Austin’s battle over regulation of short-term rental properties rages on — now in the Legislature, which is considering a measure to overturn Austin rental rules.
The proposed bill, from state Sen. Kelly Hancock, R-North Richland Hills, would bar local jurisdictions from prohibiting short-term rentals and allow jurisdictions to regulate them only for health and safety purposes.
The proposal brought Mayor Steve Adler and City Council Member Ellen Troxclair to the Capitol on Tuesday evening to speak on opposite sides of the issue in a public hearing before the Senate Business and Commerce Committee. Austin city policies put strict limits on capacity in such rentals and seek to phase out full-time, short-term rentals in neighborhoods by 2022.
To defend Austin’s rules, which include limits on the number of guests per house and the size of outdoor gatherings, Adler spoke of the difference between neighborhoods composed of full-time residents who know each other versus homes owned by outside investors who rent them full-time to tourists.
A neighbor might throw a big party on the weekend when his daughter gets married, but “my neighbor’s not going to do that very often — in part because he doesn’t have that many daughters,” Adler said.
Troxclair argued the other side, bemoaning her minority view on the City Council and accusing her colleagues of “choosing to punish the vast majority of responsible property owners.” Most complaints aren’t filed against such full-time rentals, she said.
Representatives of Galveston and Fort Worth also turned out, concerned that the bill could restrict their abilities to restrict signage and parking at rental properties, as well as the proportion of short-term rental homes in neighborhoods.

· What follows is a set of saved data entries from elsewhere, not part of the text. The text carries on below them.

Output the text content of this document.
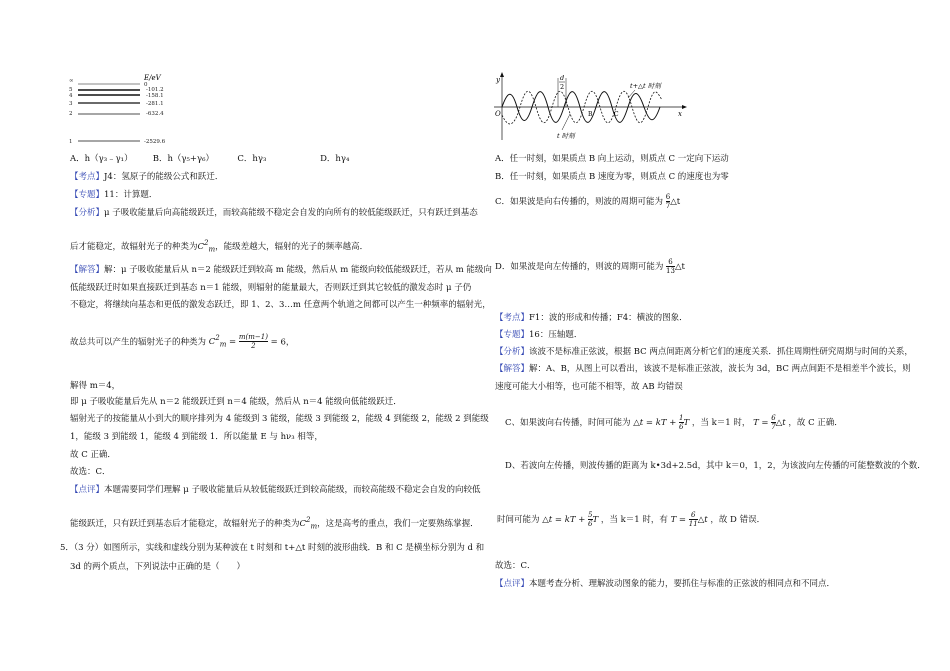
E/eV
∞
5
4
3
2
1
0
-101.2
-158.1
-281.1
-632.4
-2529.6
A．h（γ₃﹣γ₁） B．h（γ₅+γ₆）	C．hγ₃	D．hγ₄
【考点】J4：氢原子的能级公式和跃迁．
【专题】11：计算题．
【分析】μ 子吸收能量后向高能级跃迁，而较高能级不稳定会自发的向所有的较低能级跃迁，只有跃迁到基态
后才能稳定，故辐射光子的种类为$C^2_m$，能级差越大，辐射的光子的频率越高．
【解答】解：μ 子吸收能量后从 n＝2 能级跃迁到较高 m 能级，然后从 m 能级向较低能级跃迁，若从 m 能级向
低能级跃迁时如果直接跃迁到基态 n＝1 能级，则辐射的能量最大，否则跃迁到其它较低的激发态时 μ 子仍
不稳定，将继续向基态和更低的激发态跃迁，即 1、2、3…m 任意两个轨道之间都可以产生一种频率的辐射光，
故总共可以产生的辐射光子的种类为 $C^2_m = \frac{m(m-1)}{2} = 6$，
解得 m＝4，
即 μ 子吸收能量后先从 n＝2 能级跃迁到 n＝4 能级，然后从 n＝4 能级向低能级跃迁．
辐射光子的按能量从小到大的顺序排列为 4 能级到 3 能级，能级 3 到能级 2，能级 4 到能级 2，能级 2 到能级
1，能级 3 到能级 1，能级 4 到能级 1．所以能量 E 与 hν₃ 相等，
故 C 正确．
故选：C．
【点评】本题需要同学们理解 μ 子吸收能量后从较低能级跃迁到较高能级，而较高能级不稳定会自发的向较低
能级跃迁，只有跃迁到基态后才能稳定，故辐射光子的种类为$C^2_m$，这是高考的重点，我们一定要熟练掌握．
5．（3 分）如图所示，实线和虚线分别为某种波在 t 时刻和 t+△t 时刻的波形曲线．B 和 C 是横坐标分别为 d 和
3d 的两个质点，下列说法中正确的是（　　）
y
x
O
d
2	t+△t 时刻
t 时刻
B	C
A．任一时刻，如果质点 B 向上运动，则质点 C 一定向下运动
B．任一时刻，如果质点 B 速度为零，则质点 C 的速度也为零
C．如果波是向右传播的，则波的周期可能为 $\frac{6}{7}$ △t
D．如果波是向左传播的，则波的周期可能为 $\frac{6}{13}$ △t
【考点】F1：波的形成和传播；F4：横波的图象．
【专题】16：压轴题．
【分析】该波不是标准正弦波，根据 BC 两点间距离分析它们的速度关系．抓住周期性研究周期与时间的关系，
【解答】解：A、B，从图上可以看出，该波不是标准正弦波，波长为 3d，BC 两点间距不是相差半个波长，则
速度可能大小相等，也可能不相等，故 AB 均错误
C、如果波向右传播，时间可能为 △t = kT + $\frac{1}{6}$ T ，当 k＝1 时， $T = \frac{6}{7}$ △t ，故 C 正确．
D、若波向左传播，则波传播的距离为 k•3d+2.5d，其中 k＝0，1，2，为该波向左传播的可能整数波的个数．
时间可能为 △t = kT + $\frac{5}{6}$ T ，当 k＝1 时，有 $T = \frac{6}{11}$ △t ，故 D 错误．
故选：C．
【点评】本题考查分析、理解波动图象的能力，要抓住与标准的正弦波的相同点和不同点．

Justin Bragiel, representative of the Texas Hotel & Lodging Association, argued the proposed bill gives special treatment to short-term rentals to operate within residential areas when other businesses cannot.
“Make no mistake, this is a business,” he said.
Several Austinites turned out with tales of rental issues in their neighborhoods. Mike Polston said he learned what a short-term rental was when two houses in his neighborhood, with the same owner, became rentals that sleep 20-30 people and are rented every week. Joe Reynolds recounted a house in his neighborhood being rented to moviemakers who staged a nighttime gunfight in the street.
“One resident’s rights should not outweigh another,” he said.
But rental owners largely argued that they are good people who manage their properties responsibly and that bad actors are the exception. Other proponents of the bill called Austin’s enforcement powers, which allow code inspectors to enter properties without a warrant, “kind of creepy.”
Mary Owens, who owns five rental properties within a mile of her home, noted that the city code didn’t address short-term rentals at all until a few years ago.
Few of the full-time, short-term rentals actually registered, she said, and then the city changed the rules to eliminate them.
“The city of Austin made something legal and allowed me to register for something and allowed me to invest millions— millions of dollars — in real estate for a specific purpose, and then changed their mind and decided to revoke my permit,” she said. “I’ve done nothing wrong.”